Tasmania-based Huon Aquaculture was given approval in October by Western Australian government to lease 2,200 hectares off the coast of Geraldton for a yellowtail kingfish farm.
At that time, it said operations would be at least two years away, although a spokesperson told Business News a time frame had not been confirmed.
“The project is in the initial stages of planning and research and specific details regarding timeframe and budget have not yet been determined,” the spokesperson said.
“We plan to ... progressively (grow) annual production to 10,000t over a 10-year period, subject to market demand.
“However, Huon’s ability to meet the proposed development targets is dependent on many factors, including but not limited to collection of environmental data, creation of a suitable harvest site, shore base facilities in Geraldton, a camp at the Abrolhos Islands and a nursery that can consistently supply the necessary quantities of (yellowtail) fingerlings.”

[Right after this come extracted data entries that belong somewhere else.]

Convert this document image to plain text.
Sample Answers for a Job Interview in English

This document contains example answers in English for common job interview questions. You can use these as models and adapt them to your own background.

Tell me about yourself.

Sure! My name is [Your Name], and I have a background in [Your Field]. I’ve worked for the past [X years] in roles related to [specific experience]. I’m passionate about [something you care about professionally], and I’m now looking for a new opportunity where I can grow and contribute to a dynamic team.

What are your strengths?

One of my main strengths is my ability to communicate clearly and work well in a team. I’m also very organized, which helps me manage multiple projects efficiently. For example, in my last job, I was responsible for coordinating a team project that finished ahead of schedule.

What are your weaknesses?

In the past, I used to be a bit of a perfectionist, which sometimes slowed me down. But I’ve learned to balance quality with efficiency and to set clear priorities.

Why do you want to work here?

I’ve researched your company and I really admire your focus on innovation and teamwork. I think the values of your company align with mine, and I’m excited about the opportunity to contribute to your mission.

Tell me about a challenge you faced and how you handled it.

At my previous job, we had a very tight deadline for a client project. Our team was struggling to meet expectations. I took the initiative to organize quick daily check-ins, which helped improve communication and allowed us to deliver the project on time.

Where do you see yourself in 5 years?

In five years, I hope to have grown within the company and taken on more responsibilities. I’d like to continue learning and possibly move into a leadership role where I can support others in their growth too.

Meanwhile, Ocean Grown Abalone appointed Busselton-based Big Ben Builders to a $2.7 million contract for a processing facility in Augusta.

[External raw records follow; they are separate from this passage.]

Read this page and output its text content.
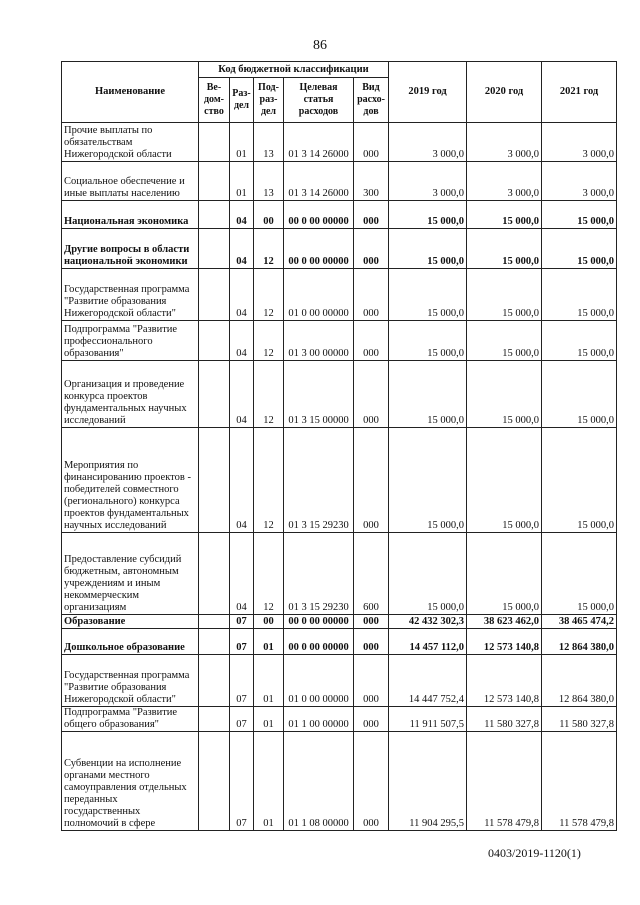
86
Наименование	Код бюджетной классификации					2019 год	2020 год	2021 год
	Ве-дом-ство	Раз-дел	Под-раз-дел	Целевая статья расходов	Вид расхо-дов			
Прочие выплаты по обязательствам Нижегородской области		01	13	01 3 14 26000	000	3 000,0	3 000,0	3 000,0
Социальное обеспечение и иные выплаты населению		01	13	01 3 14 26000	300	3 000,0	3 000,0	3 000,0
Национальная экономика		04	00	00 0 00 00000	000	15 000,0	15 000,0	15 000,0
Другие вопросы в области национальной экономики		04	12	00 0 00 00000	000	15 000,0	15 000,0	15 000,0
Государственная программа "Развитие образования Нижегородской области"		04	12	01 0 00 00000	000	15 000,0	15 000,0	15 000,0
Подпрограмма "Развитие профессионального образования"		04	12	01 3 00 00000	000	15 000,0	15 000,0	15 000,0
Организация и проведение конкурса проектов фундаментальных научных исследований		04	12	01 3 15 00000	000	15 000,0	15 000,0	15 000,0
Мероприятия по финансированию проектов - победителей совместного (регионального) конкурса проектов фундаментальных научных исследований		04	12	01 3 15 29230	000	15 000,0	15 000,0	15 000,0
Предоставление субсидий бюджетным, автономным учреждениям и иным некоммерческим организациям		04	12	01 3 15 29230	600	15 000,0	15 000,0	15 000,0
Образование		07	00	00 0 00 00000	000	42 432 302,3	38 623 462,0	38 465 474,2
Дошкольное образование		07	01	00 0 00 00000	000	14 457 112,0	12 573 140,8	12 864 380,0
Государственная программа "Развитие образования Нижегородской области"		07	01	01 0 00 00000	000	14 447 752,4	12 573 140,8	12 864 380,0
Подпрограмма "Развитие общего образования"		07	01	01 1 00 00000	000	11 911 507,5	11 580 327,8	11 580 327,8
Субвенции на исполнение органами местного самоуправления отдельных переданных государственных полномочий в сфере		07	01	01 1 08 00000	000	11 904 295,5	11 578 479,8	11 578 479,8
0403/2019-1120(1)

According to an investor presentation released in early April, the facility is on track for completion in mid-2019.
In January, the Department of Primary Industries and Regional Development ticked off a project to increase the number of artificial reefs operated by the company by 50 per cent, to 15,000.
That would increase production to 300t annually.
A third project highlighted in Ocean Grown’s presentation was a land-based abalone growing facility near Esperance, which could produce up to 500t annually.
Feasibility studies are yet to get under way.
Andrew Forrest’s beef producer, Harvest Road, announced a major expansion in December, with plans for a $50 million development with capacity of 60,000 cattle.
Harvest Road is owned by Minderoo Group, and controls the Harvey Beef brand.
The 6,900-hectare facility will be near Moora and will help lift Harvey’s output by 40 per cent annually.
It will also enable cattle shipments to take place year round.
The investment will include acquiring land and building feeding and finishing stations to produce a rolling output of cattle fed over 100 days.
The livestock will be processed at the company’s facility near Harvey.
Inghams Chicken is seeking development approval for a $20 million poultry hatchery in Muckenburra, which is near Gingin, while Craig Mostyn group is planning a $13 million pigger expansion nearby.
Revenue
The state’s five biggest agribusinesses have revenue of about $6.1 billion, led by grain handler CBH Group, which had sales $3.8 billion in the year to October 2018.
To put that in context, the DPIRD estimated total agribusiness exports run at about $8.5 billion annually.
Most agribusinesses are private, so data is not regularly made publically available.
However, some data is estimated from the Australian Competition and Consumer Commission’s annual bulk grain ports monitoring report.
There are three grain exporters among the top five agribusinesses, according to BNiQ, with Glencore and Plum Grove joining CBH.
Swiss multinational Glencore is second, with revenue of about $910 million for the year to June 2018, while Fremantle-based Plum Grove is fourth with sales of about $493 million.
Plum’s share of the WA market was about 7 per cent, the ACCC found, while Glencore was 13 per cent.
The report also found CBH’s market share in WA increased from 45 per cent in 2016-17 to 54 per cent in 2017-18.
There are a variety of sizeable private businesses outside the grain space.
Seafood producer KB Food, now owned by Chinese business Legend Holdings, ranks third with revenue for the year to December 2017 of $567 million.
Legend’s most recent update to the Hong Kong Stock Exchange highlights that sharpening the supply chain is a focus for KB Food going forward.
“(KB Food) expanded its categories of imported seafood to include lobsters from North and South America,” the report said.
“While increasing its revenue from Australian market, KB Food also actively developed Chinese and international markets.
“KB Food has become the best seafood supplier of the year of Woolworths … at the same time, KB Food signed a five-year contract with Compass Group, the world’s largest restaurant service provider with an operation experience across 50 countries.”
Meat processor WAMMCO was fifth, with $380 million of sales.